Categorization training changed the internal templates used for face identification, even though identification and categorization tasks impose different demands on an observer (Schyns et al., 2002). After categorization training, the internal templates used to identify a face became more invariant across changes in the irrelevant dimension, which relates to previously observed increments in dimensional separability (Soto & Ashby, 2015). Such increase in invariance was observed across the face, but the effect seemed particularly strong around internal face features, which are known to provide important information for identification (Butler et al., 2010; Schyns et al., 2002).

However, categorization training did not dramatically change the face information sampled for identification. Many features of the internal templates remained relatively unchanged after categorization training (Fig. 2c), and some areas of the face represented differently across changes in the irrelevant dimension were similarly located before and after training (Fig. 2d). One interesting possibility is that the identity representations already-existing before categorization training were used as a “scaffold” for the development of new representations after categorization training.

Our results suggest that the representation of individual face identities can be modified by categorization experience, opening the possibility that naturalistic categorization tasks (e.g., by race, sex, age, etc.) have a similar effect. The influence of categorization experience on internal face templates might thus explain the multiple effects of social categorization on face perception (Hugenberg et al., 2011) or why internal templates of emotional expression vary with cultural experience (Jack, Caldara, & Schyns, 2012). An important caveat is that naturalistic tasks involve much larger variation in identity than what we can obtain using the morphing procedure common to studies of dimensional differentiation. More research is needed to understand to what extent the two paradigms are comparable.

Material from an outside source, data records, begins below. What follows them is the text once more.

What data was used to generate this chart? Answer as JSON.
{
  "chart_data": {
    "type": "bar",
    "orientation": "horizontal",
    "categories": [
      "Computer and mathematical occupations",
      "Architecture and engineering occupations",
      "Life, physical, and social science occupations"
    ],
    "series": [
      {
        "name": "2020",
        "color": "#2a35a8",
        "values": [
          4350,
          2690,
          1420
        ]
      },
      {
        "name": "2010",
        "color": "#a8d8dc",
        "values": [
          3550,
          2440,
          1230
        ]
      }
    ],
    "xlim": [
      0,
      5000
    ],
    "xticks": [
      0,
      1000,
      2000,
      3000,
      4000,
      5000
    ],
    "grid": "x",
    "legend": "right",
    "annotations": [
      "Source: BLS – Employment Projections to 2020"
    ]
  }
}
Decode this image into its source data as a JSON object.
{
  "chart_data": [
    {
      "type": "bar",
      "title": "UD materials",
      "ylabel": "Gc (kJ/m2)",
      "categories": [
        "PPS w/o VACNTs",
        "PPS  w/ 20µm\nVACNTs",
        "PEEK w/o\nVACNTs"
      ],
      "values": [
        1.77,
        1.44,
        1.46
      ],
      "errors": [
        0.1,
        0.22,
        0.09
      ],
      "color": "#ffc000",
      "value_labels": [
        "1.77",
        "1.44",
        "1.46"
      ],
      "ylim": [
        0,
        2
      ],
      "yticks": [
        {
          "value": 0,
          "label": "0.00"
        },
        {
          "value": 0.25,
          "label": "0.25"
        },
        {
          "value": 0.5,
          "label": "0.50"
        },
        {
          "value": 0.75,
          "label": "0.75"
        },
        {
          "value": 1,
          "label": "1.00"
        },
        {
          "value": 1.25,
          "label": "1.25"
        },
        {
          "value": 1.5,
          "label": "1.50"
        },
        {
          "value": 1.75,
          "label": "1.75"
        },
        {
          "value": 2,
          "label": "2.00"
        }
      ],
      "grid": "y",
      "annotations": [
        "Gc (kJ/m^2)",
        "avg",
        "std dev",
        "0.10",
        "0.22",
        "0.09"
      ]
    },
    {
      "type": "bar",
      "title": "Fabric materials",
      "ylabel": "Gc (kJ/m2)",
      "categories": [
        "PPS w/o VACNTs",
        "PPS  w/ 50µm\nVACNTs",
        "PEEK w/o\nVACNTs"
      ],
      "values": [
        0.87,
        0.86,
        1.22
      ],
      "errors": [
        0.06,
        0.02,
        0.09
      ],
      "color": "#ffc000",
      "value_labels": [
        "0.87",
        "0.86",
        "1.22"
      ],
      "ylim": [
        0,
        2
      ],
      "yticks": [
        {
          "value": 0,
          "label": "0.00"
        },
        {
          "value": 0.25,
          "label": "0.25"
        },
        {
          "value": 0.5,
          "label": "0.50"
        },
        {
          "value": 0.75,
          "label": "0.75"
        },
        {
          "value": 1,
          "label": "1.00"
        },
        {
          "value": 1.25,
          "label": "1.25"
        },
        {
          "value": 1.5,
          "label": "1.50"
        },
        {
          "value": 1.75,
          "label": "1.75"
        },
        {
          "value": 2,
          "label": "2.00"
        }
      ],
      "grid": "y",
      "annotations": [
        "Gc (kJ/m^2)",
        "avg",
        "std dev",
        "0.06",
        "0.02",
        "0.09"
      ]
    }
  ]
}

Our results might also inform studies about learning of new faces across changes in identity-preserving variables (e.g., Jenkins et al., 2011; Ritchie & Burton 2017). Although the present study involved images varying along identity-changing morphed dimensions, in both cases the task is technically one of categorization, in which multiple images are assigned the same label (i.e., either an individual or a group of individuals) and the participant must learn to extract the label-predicting information while ignoring the label-irrelevant information in faces. There is reason to believe that a common learning mechanism might underlie such learning across category levels (Soto & Wasserman, 2010). An important question for future research is whether the representation of face identities learned from multiple identity-preserving images (rather than from a single image, as in the present study) is affected by categorization training. Thus, the current study is only a first step toward understanding the influence of categorization on identity representation. Future research will require richer stimulus sets and estimated representations (e.g., by assuming more complex observer models).

In sum, dimensional differentiation through categorization may have important consequences for face perception in naturalistic circumstances. The present study contributes to our understanding of the contents of this form of perceptual learning (Rescorla, 1988), by showing how it changes the visual representation of individual faces.